Ma ci sono anche conversioni più “sbarazzine” come quella della spensierata Giovanna d’Arco, ragazza di 17 anni della grande metropoli internazionale, giovane, bella, audace, che decide di ricevere il battesimo di nascosto dalla famiglia (scegliendo come nome di battesimo Giovanna d’Arco!). Racconta ai genitori che passa i pomeriggi al centro commerciale o in qualche locale e invece partecipa a catechesi o attività della comunità. Il suo primo approccio con i cristiani era stato attraverso alcune chiese protestanti; poi, però, con un atteggiamento da “rasoio di Ockham” e un mix di pragmatismo cinese e concisione dell’età, ha sentenziato: “le chiese protestanti erano belle ma troppe, la chiesa cattolica è una ed è uguale in tutto il mondo, quindi va bene”.

La voglia di unità con il mondo è un altro grande seme di speranza. Durante una cena con alcune famiglie e molti bambini, un genitore ha confidato di essere molto felice che suo figlio di sette anni vedesse che ci sono cristiani che vengono da lontano per condividere e stare insieme in amicizia. Lui stesso si ricordava di quando da bambino al suo villaggio giunse in visita un francese membro di qualche ordine per un po’ di tempo: “in quel momento capii che la mia fede era importante: se qualcuno da così lontano veniva a trovarci, voleva dire che eravamo parte di qualcosa di grande, qualcosa di bello”.

La speranza che viene da questa terra è tangibile se si guarda con attenzione. C’è una riserva di vitalità e voglia di mondo, che è il riflesso della privazione della libertà e dell’apertura. Sono i semi di chi sa che questa è la notte, ma che la notte non dura per sempre ed è comunque un buon momento per uscire. Come la Maddalena, che “quando era ancora buio uscì”, anche questa Chiesa esce nella notte e prepara la strada al giorno che verrà.

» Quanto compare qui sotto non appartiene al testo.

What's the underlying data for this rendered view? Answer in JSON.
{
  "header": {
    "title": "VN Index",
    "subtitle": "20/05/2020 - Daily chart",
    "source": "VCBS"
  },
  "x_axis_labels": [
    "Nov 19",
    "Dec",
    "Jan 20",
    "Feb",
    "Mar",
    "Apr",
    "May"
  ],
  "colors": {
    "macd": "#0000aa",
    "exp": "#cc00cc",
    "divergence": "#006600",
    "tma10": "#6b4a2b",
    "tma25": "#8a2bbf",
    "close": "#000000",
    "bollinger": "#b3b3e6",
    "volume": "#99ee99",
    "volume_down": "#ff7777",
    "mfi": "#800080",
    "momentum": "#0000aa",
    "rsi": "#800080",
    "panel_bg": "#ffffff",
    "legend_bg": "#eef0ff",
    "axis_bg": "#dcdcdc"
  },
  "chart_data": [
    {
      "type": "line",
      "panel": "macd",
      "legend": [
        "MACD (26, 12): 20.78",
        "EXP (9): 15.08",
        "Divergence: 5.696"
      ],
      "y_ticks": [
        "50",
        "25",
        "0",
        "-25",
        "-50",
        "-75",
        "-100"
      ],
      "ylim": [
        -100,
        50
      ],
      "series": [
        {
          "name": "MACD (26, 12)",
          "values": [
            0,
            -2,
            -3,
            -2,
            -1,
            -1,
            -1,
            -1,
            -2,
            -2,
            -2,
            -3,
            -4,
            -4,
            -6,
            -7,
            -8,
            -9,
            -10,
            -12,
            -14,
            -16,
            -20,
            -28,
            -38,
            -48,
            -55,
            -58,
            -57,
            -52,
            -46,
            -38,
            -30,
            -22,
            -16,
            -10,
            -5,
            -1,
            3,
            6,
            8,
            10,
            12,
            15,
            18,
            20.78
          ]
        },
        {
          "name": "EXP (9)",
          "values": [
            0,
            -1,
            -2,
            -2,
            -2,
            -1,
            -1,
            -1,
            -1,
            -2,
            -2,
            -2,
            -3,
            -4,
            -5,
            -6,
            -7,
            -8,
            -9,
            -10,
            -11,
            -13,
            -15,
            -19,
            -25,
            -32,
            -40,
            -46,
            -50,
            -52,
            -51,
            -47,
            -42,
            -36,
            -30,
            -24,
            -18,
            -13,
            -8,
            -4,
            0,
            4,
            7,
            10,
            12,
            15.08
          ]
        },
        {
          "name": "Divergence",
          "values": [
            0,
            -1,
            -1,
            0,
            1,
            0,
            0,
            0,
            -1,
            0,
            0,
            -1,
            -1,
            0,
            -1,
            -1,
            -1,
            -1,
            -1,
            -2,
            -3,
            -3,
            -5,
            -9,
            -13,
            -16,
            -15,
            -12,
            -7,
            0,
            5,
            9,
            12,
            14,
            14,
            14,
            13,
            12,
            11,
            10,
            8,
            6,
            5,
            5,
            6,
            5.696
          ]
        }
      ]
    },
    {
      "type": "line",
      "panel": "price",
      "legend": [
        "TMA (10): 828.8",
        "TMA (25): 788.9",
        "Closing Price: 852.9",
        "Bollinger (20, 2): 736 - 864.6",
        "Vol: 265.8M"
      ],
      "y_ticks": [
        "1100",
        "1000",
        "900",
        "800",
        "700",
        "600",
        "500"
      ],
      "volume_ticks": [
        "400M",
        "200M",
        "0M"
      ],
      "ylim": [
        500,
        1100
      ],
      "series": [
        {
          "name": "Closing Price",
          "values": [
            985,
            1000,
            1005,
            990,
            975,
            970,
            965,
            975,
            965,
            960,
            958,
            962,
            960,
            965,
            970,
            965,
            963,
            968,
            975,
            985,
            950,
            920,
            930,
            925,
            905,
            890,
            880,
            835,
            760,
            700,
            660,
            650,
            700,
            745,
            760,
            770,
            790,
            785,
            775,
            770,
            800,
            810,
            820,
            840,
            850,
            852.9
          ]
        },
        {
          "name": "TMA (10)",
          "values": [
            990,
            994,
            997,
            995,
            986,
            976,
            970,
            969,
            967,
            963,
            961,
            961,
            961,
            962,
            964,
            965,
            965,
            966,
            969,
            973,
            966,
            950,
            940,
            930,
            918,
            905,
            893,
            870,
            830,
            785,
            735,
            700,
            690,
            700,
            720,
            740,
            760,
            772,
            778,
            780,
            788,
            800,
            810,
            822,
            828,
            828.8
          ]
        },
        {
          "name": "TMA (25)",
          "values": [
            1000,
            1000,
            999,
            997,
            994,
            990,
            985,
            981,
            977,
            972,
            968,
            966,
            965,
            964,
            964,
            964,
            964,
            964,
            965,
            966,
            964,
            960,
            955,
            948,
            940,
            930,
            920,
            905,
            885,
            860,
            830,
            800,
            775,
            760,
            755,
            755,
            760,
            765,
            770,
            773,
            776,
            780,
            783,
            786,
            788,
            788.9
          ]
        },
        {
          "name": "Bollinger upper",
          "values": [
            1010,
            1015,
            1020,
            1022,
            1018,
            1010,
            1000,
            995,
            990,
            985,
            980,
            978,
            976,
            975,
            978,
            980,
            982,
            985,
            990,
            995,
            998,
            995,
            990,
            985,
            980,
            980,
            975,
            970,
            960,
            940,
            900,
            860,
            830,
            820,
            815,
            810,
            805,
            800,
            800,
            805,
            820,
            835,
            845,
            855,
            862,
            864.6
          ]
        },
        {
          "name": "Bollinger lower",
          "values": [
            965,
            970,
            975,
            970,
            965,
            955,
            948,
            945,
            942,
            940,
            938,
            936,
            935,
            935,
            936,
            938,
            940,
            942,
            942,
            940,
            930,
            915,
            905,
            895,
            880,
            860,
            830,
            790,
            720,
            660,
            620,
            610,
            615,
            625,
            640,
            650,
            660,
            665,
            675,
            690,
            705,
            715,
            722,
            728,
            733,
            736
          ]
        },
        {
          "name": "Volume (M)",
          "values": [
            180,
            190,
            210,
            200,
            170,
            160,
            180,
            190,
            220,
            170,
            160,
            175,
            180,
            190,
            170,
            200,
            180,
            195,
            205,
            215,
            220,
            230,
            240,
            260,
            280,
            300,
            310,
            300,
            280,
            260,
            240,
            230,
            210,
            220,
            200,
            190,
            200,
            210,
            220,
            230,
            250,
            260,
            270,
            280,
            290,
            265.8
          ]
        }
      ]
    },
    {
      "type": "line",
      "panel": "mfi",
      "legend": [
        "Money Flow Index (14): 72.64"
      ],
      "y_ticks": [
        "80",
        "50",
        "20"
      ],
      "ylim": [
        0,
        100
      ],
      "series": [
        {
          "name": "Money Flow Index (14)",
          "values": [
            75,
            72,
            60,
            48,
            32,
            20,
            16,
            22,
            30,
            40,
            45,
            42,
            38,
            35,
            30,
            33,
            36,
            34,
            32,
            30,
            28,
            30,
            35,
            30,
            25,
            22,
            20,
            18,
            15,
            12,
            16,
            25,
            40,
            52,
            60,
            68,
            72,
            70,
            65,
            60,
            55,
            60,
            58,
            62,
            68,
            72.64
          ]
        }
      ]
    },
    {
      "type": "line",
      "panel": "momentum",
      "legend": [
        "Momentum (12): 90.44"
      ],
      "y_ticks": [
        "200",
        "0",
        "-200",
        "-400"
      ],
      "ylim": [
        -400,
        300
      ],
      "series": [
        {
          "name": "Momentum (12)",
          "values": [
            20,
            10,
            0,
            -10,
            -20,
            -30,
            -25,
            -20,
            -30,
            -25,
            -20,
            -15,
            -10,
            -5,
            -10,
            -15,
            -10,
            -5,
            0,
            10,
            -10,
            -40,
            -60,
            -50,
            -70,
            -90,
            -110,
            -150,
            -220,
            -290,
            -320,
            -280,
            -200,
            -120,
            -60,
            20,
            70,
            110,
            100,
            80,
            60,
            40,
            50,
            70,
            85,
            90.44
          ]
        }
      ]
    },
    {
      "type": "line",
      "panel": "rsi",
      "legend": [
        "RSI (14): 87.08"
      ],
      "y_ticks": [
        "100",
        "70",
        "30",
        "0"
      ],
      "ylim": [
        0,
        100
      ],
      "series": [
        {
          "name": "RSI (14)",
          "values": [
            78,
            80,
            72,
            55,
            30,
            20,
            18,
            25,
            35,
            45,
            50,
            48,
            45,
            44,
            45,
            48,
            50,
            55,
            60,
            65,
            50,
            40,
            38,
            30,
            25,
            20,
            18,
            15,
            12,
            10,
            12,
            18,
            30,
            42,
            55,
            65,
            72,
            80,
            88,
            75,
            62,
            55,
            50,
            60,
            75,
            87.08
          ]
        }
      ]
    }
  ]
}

Certo non mancano preoccupazioni, smarrimenti, difficoltà, ma si percepisce dalla gente che la fede è per loro occasione vera di speranza per la Cina intera, la speranza che permette di uscire da quel vuoto sociale, politico, esistenziale che genera solo pressioni infinite. “La Cina aspetta solo che qualcuno le parli di Dio”, su questo concordano molti giovani cristiani, ed è un ritornello in molte conversazioni.

Il Giubileo diventa così uno spazio di libertà, perché ricorda che ci sono chiese sorelle che si pensano a vicenda, fa percepire la comunione e dimenticare l’isolamento. Soprattutto ricorda che c’è un centro, che solo per il fatto di esistere dà speranza.

Così la Chiesa cinese si nutre della speranza che viene dall’appartenere all’universalità del mondo e contemporaneamente diventa essa stessa riserva di speranza per l’universalità, poiché coglie la vita dove sembra ci sia solo morte. E questa è la missione più bella.